Published on 12, July, 2020
Like many (most?) autistic people I feel very disconnected from other people. I’ve often said I feel like an invisible ghost walking among the living.
But sitting in the dark in my house with the blinds closed, wondering if there is a real world outside or if I’m trapped in a bubble, has reminded me of a thought that I seriously toyed with in my darkest period, in my late teens.
Solipsism.
The idea that my mind is the only thing that exists. That other people aren’t real.

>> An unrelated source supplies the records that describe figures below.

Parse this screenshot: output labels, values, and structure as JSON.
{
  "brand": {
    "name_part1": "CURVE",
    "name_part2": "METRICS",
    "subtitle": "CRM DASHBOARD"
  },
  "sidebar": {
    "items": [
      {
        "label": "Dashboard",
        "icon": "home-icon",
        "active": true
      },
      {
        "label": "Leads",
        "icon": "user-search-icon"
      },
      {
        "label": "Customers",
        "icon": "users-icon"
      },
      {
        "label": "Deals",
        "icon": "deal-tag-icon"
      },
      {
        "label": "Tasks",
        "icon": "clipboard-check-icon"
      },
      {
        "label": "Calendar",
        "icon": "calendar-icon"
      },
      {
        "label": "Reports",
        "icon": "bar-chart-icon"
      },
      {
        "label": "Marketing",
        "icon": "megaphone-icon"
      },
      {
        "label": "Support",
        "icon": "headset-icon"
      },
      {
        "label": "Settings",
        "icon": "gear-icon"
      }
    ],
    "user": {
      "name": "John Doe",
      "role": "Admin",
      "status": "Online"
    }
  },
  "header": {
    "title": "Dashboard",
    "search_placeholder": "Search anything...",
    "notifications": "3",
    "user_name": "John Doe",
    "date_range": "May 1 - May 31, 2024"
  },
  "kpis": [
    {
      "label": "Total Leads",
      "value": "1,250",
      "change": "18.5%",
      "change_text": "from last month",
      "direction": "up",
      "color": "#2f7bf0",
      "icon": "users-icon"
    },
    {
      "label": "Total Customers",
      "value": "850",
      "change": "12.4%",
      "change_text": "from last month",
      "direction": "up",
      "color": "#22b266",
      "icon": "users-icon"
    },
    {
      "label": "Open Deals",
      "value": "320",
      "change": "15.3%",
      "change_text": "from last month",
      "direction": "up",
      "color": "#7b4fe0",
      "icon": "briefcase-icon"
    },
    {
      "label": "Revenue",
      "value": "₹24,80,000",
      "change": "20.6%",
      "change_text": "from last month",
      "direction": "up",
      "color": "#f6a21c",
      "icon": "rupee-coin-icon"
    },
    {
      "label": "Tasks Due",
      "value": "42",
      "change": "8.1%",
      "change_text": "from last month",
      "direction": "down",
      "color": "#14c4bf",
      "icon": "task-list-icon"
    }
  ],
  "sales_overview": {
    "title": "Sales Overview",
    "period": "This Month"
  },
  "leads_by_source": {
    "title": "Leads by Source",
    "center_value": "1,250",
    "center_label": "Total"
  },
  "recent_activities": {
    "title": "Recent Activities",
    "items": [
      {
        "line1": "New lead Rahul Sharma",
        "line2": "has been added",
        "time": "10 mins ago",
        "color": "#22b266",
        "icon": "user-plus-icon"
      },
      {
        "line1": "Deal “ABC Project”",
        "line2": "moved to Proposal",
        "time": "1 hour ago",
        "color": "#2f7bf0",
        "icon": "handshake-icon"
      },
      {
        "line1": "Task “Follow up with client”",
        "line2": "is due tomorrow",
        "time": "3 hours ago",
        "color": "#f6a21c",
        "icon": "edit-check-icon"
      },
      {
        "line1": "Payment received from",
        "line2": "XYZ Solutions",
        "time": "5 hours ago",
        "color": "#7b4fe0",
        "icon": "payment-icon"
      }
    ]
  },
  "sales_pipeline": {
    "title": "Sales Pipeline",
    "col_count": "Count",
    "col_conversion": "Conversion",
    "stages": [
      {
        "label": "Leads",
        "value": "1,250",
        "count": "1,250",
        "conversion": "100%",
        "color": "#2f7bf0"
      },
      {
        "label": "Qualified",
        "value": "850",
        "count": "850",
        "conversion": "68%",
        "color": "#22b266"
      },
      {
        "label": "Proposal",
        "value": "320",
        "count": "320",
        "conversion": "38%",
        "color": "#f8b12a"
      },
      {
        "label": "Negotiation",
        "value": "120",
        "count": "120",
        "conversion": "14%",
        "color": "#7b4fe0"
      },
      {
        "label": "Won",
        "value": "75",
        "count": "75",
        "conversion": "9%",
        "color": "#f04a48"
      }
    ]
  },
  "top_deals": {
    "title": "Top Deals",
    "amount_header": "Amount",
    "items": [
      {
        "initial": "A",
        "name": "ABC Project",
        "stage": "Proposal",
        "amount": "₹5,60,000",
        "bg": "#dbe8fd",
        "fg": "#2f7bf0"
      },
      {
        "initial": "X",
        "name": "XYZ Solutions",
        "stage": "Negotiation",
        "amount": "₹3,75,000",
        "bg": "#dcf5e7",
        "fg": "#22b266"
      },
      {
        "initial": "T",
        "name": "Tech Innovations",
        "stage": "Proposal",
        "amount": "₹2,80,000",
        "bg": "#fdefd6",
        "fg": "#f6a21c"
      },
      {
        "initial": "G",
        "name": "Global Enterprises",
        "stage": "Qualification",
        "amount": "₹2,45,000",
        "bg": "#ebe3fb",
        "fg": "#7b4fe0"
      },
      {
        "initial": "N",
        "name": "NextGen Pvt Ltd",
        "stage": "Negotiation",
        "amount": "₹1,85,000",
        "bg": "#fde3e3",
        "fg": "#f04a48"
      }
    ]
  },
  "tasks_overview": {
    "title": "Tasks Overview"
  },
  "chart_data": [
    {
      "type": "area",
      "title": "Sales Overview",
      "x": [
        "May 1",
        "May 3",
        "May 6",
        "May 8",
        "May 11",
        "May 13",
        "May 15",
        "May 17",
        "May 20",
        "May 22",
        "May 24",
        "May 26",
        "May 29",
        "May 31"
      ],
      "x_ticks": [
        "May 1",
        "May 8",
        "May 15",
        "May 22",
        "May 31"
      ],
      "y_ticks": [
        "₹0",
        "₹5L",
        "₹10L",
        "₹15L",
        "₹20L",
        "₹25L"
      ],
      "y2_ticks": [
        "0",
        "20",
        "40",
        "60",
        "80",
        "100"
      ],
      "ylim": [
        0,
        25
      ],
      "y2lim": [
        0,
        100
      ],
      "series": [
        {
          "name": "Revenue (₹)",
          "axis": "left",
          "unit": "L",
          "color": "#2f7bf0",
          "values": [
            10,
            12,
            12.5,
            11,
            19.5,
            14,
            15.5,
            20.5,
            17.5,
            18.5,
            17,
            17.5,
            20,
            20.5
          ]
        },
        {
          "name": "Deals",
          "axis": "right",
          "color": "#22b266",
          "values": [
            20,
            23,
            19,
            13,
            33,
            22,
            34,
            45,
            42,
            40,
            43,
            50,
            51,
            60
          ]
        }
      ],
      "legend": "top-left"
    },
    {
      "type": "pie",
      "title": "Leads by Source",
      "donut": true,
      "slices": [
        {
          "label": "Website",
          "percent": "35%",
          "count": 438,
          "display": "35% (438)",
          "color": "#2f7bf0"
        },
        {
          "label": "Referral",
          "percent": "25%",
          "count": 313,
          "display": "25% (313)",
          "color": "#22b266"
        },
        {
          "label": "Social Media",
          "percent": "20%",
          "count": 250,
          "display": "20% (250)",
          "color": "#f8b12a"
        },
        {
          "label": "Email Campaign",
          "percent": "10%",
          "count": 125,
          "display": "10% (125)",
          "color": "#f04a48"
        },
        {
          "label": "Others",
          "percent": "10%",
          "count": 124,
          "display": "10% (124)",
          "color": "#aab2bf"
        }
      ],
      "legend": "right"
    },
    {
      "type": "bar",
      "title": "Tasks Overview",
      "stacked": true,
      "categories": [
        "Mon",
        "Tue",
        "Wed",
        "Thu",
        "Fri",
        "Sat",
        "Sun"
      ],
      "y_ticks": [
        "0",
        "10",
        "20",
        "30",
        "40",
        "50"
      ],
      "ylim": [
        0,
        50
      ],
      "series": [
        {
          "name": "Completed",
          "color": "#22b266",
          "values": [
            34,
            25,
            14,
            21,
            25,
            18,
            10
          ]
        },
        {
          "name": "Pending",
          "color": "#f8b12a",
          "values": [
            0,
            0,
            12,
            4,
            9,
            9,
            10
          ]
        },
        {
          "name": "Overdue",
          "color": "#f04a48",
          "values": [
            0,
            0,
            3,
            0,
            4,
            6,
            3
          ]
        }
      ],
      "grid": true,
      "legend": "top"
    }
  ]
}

A bit, I suppose, like I’m the only real player character trapped in a game full of NPCs and that’s why I can’t connect with anyone - they’re not real.
Ironically, of late, I’ve considered that it’s me who’s an NPC.
Have any of you ever felt this way?
Amerantin (former member) said:Have any of you ever felt this way
I haven't in quite the way you suggest, but I have in others.
So, the obvious one is what you 1st mention - social isolation.
However, I've also experienced 2 things that made me feel very detached from the world.
1. Alice in Wonderland Syndrome, quite often, as a child:
https://www.bbc.com/future/article/20230313-the-mystery-of-alice-in-wonderland-syndrome
2. Dissociation a few times in my life:
https://www.mind.org.uk/information-support/types-of-mental-health-problems/dissociation-and-dissociative-disorders/about-dissociation/
I hadn’t heard of Alice in Wonderland syndrome before but I am very familiar with dissociation.
I regularly dissociate during stressful experiences. For example at the dentist, I basically depart my body. Similar when I have to fly somewhere. I can basically ignore pain during this too.
What I hadn’t realised or understood was dissociation in connection with past memories that were traumatic. This came out in discussion with my therapist last year.